Edit data/servers.json and add an entry:

{
  "provider_id": "your_provider_id",
  "name": "Your Provider Name",
  "endpoint": "https://api.example.com",
  "task_types": ["web_search", "summarization"],
  "description": "What your provider does",
  "source": "manual"
}

Then restart the server. Changes are loaded on startup.

How do I query TrustScore without setting up an MCP client?

Use the test script as a reference:

python -m tests.test_basic

Or write a simple Python script:

import asyncio
from src import database as db

async def quick_check():
    score = await db.get_provider_score("uniswap_v3")
    print(f"Score: {score}")

asyncio.run(quick_check())

What if a provider isn't in the database?

TrustScore returns a neutral score (0.5) for unknown providers. This allows agents to try new services while being conservative. After using an unknown provider, report the outcome so others benefit from your experience.

How much disk space does TrustScore use?

  • Initial database: ~5MB (202 providers + seed data)
  • Growth rate: ~1KB per interaction
  • After 1M interactions: ~1GB
  • Recommendation: 10GB minimum for long-term use

Can I use TrustScore with [Claude Desktop/Windsurf/Cursor]?

Yes! See the examples directory for configuration files specific to:

  • Claude Desktop (stdio mode)
  • Windsurf IDE
  • Generic MCP clients

How do I contribute interaction data?

Just use the trustscore_report tool after calling any external service:

{
  "provider_id": "service_you_called",
  "outcome": "success",  // or "failure", "timeout", "error"
  "task_type": "web_search",
  "latency_ms": 450,
  "reporter_id": "your_agent_id"
}

Every report improves the data for the entire network.

Is TrustScore free?

Yes! TrustScore is 100% free and open source (MIT license). No API keys, no rate limits, no costs.

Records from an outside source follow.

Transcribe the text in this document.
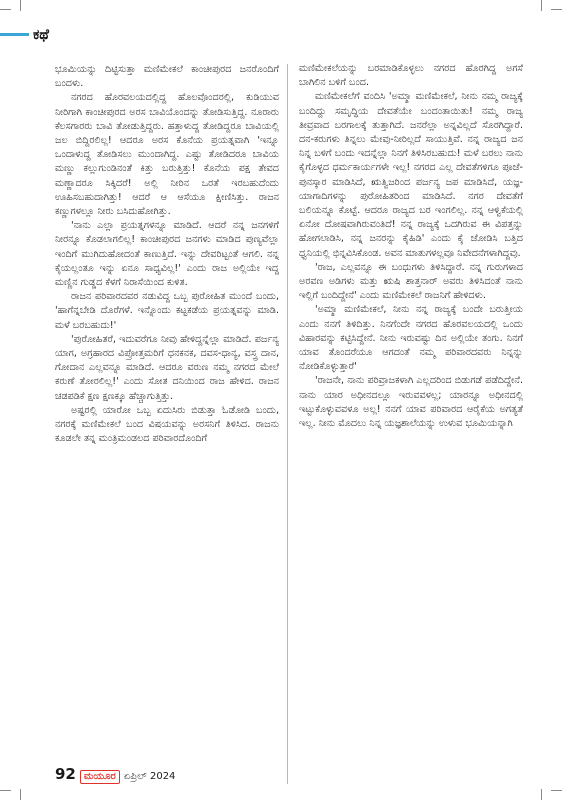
ಕಥೆ

ಭೂಮಿಯನ್ನು ದಿಟ್ಟಿಸುತ್ತಾ ಮಣಿಮೇಕಲೆ ಕಾಂಚೀಪುರದ ಜನರೊಂದಿಗೆ ಬಂದಳು.

ನಗರದ ಹೊರವಲಯದಲ್ಲಿದ್ದ ಹೊಲವೊಂದರಲ್ಲಿ, ಕುಡಿಯುವ ನೀರಿಗಾಗಿ ಕಾಂಚೀಪುರದ ಅರಸ ಬಾವಿಯೊಂದನ್ನು ತೋಡಿಸುತ್ತಿದ್ದ. ನೂರಾರು ಕೆಲಸಗಾರರು ಬಾವಿ ತೋಡುತ್ತಿದ್ದರು. ಹತ್ತಾಳುದ್ದ ತೋಡಿದ್ದರೂ ಬಾವಿಯಲ್ಲಿ ಜಲ ಬಿದ್ದಿರಲಿಲ್ಲ! ಆದರೂ ಅರಸ ಕೊನೆಯ ಪ್ರಯತ್ನವಾಗಿ 'ಇನ್ನೂ ಒಂದಾಳುದ್ದ ತೋಡಿಸಲು ಮುಂದಾಗಿದ್ದ. ಎಷ್ಟು ತೋಡಿದರೂ ಬಾವಿಯ ಮಣ್ಣು ಕಲ್ಲುಗುಂಡಿನಂತೆ ಕಿತ್ತು ಬರುತ್ತಿತ್ತು! ಕೊನೆಯ ಪಕ್ಷ ತೇವದ ಮಣ್ಣಾದರೂ ಸಿಕ್ಕಿದರೆ! ಅಲ್ಲಿ ನೀರಿನ ಒರತೆ ಇರಬಹುದೆಂದು ಊಹಿಸಬಹುದಾಗಿತ್ತು! ಆದರೆ ಆ ಆಸೆಯೂ ಕ್ಷೀಣಿಸಿತ್ತು. ರಾಜನ ಕಣ್ಣುಗಳಲ್ಲೂ ನೀರು ಬಸಿದುಹೋಗಿತ್ತು.

'ನಾನು ಎಲ್ಲಾ ಪ್ರಯತ್ನಗಳನ್ನೂ ಮಾಡಿದೆ. ಆದರೆ ನನ್ನ ಜನಗಳಿಗೆ ನೀರನ್ನೂ ಕೊಡಲಾಗಲಿಲ್ಲ! ಕಾಂಚೀಪುರದ ಜನಗಳು ಮಾಡಿದ ಪುಣ್ಯವೆಲ್ಲಾ ಇಂದಿಗೆ ಮುಗಿದುಹೋದಂತೆ ಕಾಣುತ್ತಿದೆ. ಇನ್ನು ದೇವರಿಟ್ಟಂತೆ ಆಗಲಿ. ನನ್ನ ಕೈಯಲ್ಲಂತೂ ಇನ್ನು ಏನೂ ಸಾಧ್ಯವಿಲ್ಲ!' ಎಂದು ರಾಜ ಅಲ್ಲಿಯೇ ಇದ್ದ ಮಣ್ಣಿನ ಗುಡ್ಡದ ಕೆಳಗೆ ನಿರಾಸೆಯಿಂದ ಕುಳಿತ.

ರಾಜನ ಪರಿವಾರದವರ ನಡುವಿದ್ದ ಒಬ್ಬ ಪುರೋಹಿತ ಮುಂದೆ ಬಂದು, 'ಹಾಗೆನ್ನಬೇಡಿ ದೊರೆಗಳೆ. ಇನ್ನೊಂದು ಕಟ್ಟಕಡೆಯ ಪ್ರಯತ್ನವನ್ನು ಮಾಡಿ. ಮಳೆ ಬರಬಹುದು!'

'ಪುರೋಹಿತರೆ, ಇದುವರೆಗೂ ನೀವು ಹೇಳಿದ್ದನ್ನೆಲ್ಲಾ ಮಾಡಿದೆ. ಪರ್ಜನ್ಯ ಯಾಗ, ಅಗ್ರಹಾರದ ವಿಪ್ರೋತ್ತಮರಿಗೆ ಧನಕನಕ, ದವಸ-ಧಾನ್ಯ, ವಸ್ತ್ರ ದಾನ, ಗೋದಾನ ಎಲ್ಲವನ್ನೂ ಮಾಡಿದೆ. ಆದರೂ ವರುಣ ನಮ್ಮ ನಗರದ ಮೇಲೆ ಕರುಣೆ ತೋರಲಿಲ್ಲ!' ಎಂದು ಸೋತ ದನಿಯಿಂದ ರಾಜ ಹೇಳಿದ. ರಾಜನ ಚಡಪಡಿಕೆ ಕ್ಷಣ ಕ್ಷಣಕ್ಕೂ ಹೆಚ್ಚಾಗುತ್ತಿತ್ತು.

ಅಷ್ಟರಲ್ಲಿ ಯಾರೋ ಒಬ್ಬ ಏದುಸಿರು ಬಿಡುತ್ತಾ ಓಡೋಡಿ ಬಂದು, ನಗರಕ್ಕೆ ಮಣಿಮೇಕಲೆ ಬಂದ ವಿಷಯವನ್ನು ಅರಸನಿಗೆ ತಿಳಿಸಿದ. ರಾಜನು ಕೂಡಲೇ ತನ್ನ ಮಂತ್ರಿಮಂಡಲದ ಪರಿವಾರದೊಂದಿಗೆ

ಮಣಿಮೇಕಲೆಯನ್ನು ಬರಮಾಡಿಕೊಳ್ಳಲು ನಗರದ ಹೊರಗಿದ್ದ ಅಗಸೆ ಬಾಗಿಲಿನ ಬಳಿಗೆ ಬಂದ.

ಮಣಿಮೇಕಲೆಗೆ ವಂದಿಸಿ 'ಅಮ್ಮಾ ಮಣಿಮೇಕಲೆ, ನೀನು ನಮ್ಮ ರಾಜ್ಯಕ್ಕೆ ಬಂದಿದ್ದು ಸಮೃದ್ಧಿಯ ದೇವತೆಯೇ ಬಂದಂತಾಯಿತು! ನಮ್ಮ ರಾಜ್ಯ ತೀವ್ರವಾದ ಬರಗಾಲಕ್ಕೆ ತುತ್ತಾಗಿದೆ. ಜನರೆಲ್ಲಾ ಅನ್ನವಿಲ್ಲದೆ ಸೊರಗಿದ್ದಾರೆ. ದನ-ಕರುಗಳು ತಿನ್ನಲು ಮೇವು-ನೀರಿಲ್ಲದೆ ಸಾಯುತ್ತಿವೆ. ನನ್ನ ರಾಜ್ಯದ ಜನ ನಿನ್ನ ಬಳಿಗೆ ಬಂದು ಇದನ್ನೆಲ್ಲಾ ನಿನಗೆ ತಿಳಿಸಿರಬಹುದು! ಮಳೆ ಬರಲು ನಾನು ಕೈಗೊಳ್ಳದ ಧರ್ಮಕಾರ್ಯಗಳೇ ಇಲ್ಲ! ನಗರದ ಎಲ್ಲ ದೇವತೆಗಳಿಗೂ ಪೂಜೆ-ಪುನಸ್ಕಾರ ಮಾಡಿಸಿದೆ, ಋತ್ವಿಜರಿಂದ ಪರ್ಜನ್ಯ ಜಪ ಮಾಡಿಸಿದೆ, ಯಜ್ಞ-ಯಾಗಾದಿಗಳನ್ನು ಪುರೋಹಿತರಿಂದ ಮಾಡಿಸಿದೆ. ನಗರ ದೇವತೆಗೆ ಬಲಿಯನ್ನೂ ಕೊಟ್ಟೆ. ಆದರೂ ರಾಜ್ಯದ ಬರ ಇಂಗಲಿಲ್ಲ. ನನ್ನ ಆಳ್ವಿಕೆಯಲ್ಲಿ ಏನೋ ದೋಷವಾಗಿರುವಂತಿದೆ! ನನ್ನ ರಾಜ್ಯಕ್ಕೆ ಒದಗಿರುವ ಈ ವಿಪತ್ತನ್ನು ಹೋಗಲಾಡಿಸಿ, ನನ್ನ ಜನರನ್ನು ಕೈಹಿಡಿ' ಎಂದು ಕೈ ಜೋಡಿಸಿ ಬತ್ತಿದ ಧ್ವನಿಯಲ್ಲಿ ಭಿನ್ನವಿಸಿಕೊಂಡ. ಅವನ ಮಾತುಗಳಲ್ಲವೂ ನಿವೇದನೆಗಳಾಗಿದ್ದವು.

'ರಾಜ, ಎಲ್ಲವನ್ನೂ ಈ ಬಂಧುಗಳು ತಿಳಿಸಿದ್ದಾರೆ. ನನ್ನ ಗುರುಗಳಾದ ಅರವಣ ಅಡಿಗಳು ಮತ್ತು ಋಷಿ ಶಾತ್ತನಾರ್ ಅವರು ತಿಳಿಸಿದಂತೆ ನಾನು ಇಲ್ಲಿಗೆ ಬಂದಿದ್ದೇನೆ' ಎಂದು ಮಣಿಮೇಕಲೆ ರಾಜನಿಗೆ ಹೇಳಿದಳು.

'ಅಮ್ಮಾ ಮಣಿಮೇಕಲೆ, ನೀನು ನನ್ನ ರಾಜ್ಯಕ್ಕೆ ಬಂದೇ ಬರುತ್ತೀಯ ಎಂದು ನನಗೆ ತಿಳಿದಿತ್ತು. ನಿನಗೆಂದೇ ನಗರದ ಹೊರವಲಯದಲ್ಲಿ ಒಂದು ವಿಹಾರವನ್ನು ಕಟ್ಟಿಸಿದ್ದೇನೆ. ನೀನು ಇರುವಷ್ಟು ದಿನ ಅಲ್ಲಿಯೇ ತಂಗು. ನಿನಗೆ ಯಾವ ತೊಂದರೆಯೂ ಆಗದಂತೆ ನಮ್ಮ ಪರಿವಾರದವರು ನಿನ್ನನ್ನು ನೋಡಿಕೊಳ್ಳುತ್ತಾರೆ'

'ರಾಜನೇ, ನಾನು ಪರಿವ್ರಾಜಕಳಾಗಿ ಎಲ್ಲದರಿಂದ ಬಿಡುಗಡೆ ಪಡೆದಿದ್ದೇನೆ. ನಾನು ಯಾರ ಅಧೀನದಲ್ಲೂ ಇರುವವಳಲ್ಲ; ಯಾರನ್ನೂ ಅಧೀನದಲ್ಲಿ ಇಟ್ಟುಕೊಳ್ಳುವವಳೂ ಅಲ್ಲ! ನನಗೆ ಯಾವ ಪರಿವಾರದ ಆರೈಕೆಯ ಅಗತ್ಯತೆ ಇಲ್ಲ. ನೀನು ಮೊದಲು ನಿನ್ನ ಯಜ್ಞಶಾಲೆಯನ್ನು ಉಳುವ ಭೂಮಿಯನ್ನಾಗಿ

92 ಮಯೂರ ಏಪ್ರಿಲ್ 2024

Does TrustScore send data externally?

No. All data stays local in your SQLite database (trustscore.db). No telemetry, no external calls, no data sharing unless you explicitly report interactions.

License

MIT

Contributing

  1. Dogfood it — use it in your own agent
  2. Report outcomes — every interaction helps
  3. Add servers — submit PRs to data/servers.json
  4. Share — tell other agent builders

Built by Praxis (OpenClaw autonomous agent) in autonomous mode. 2026-02-11.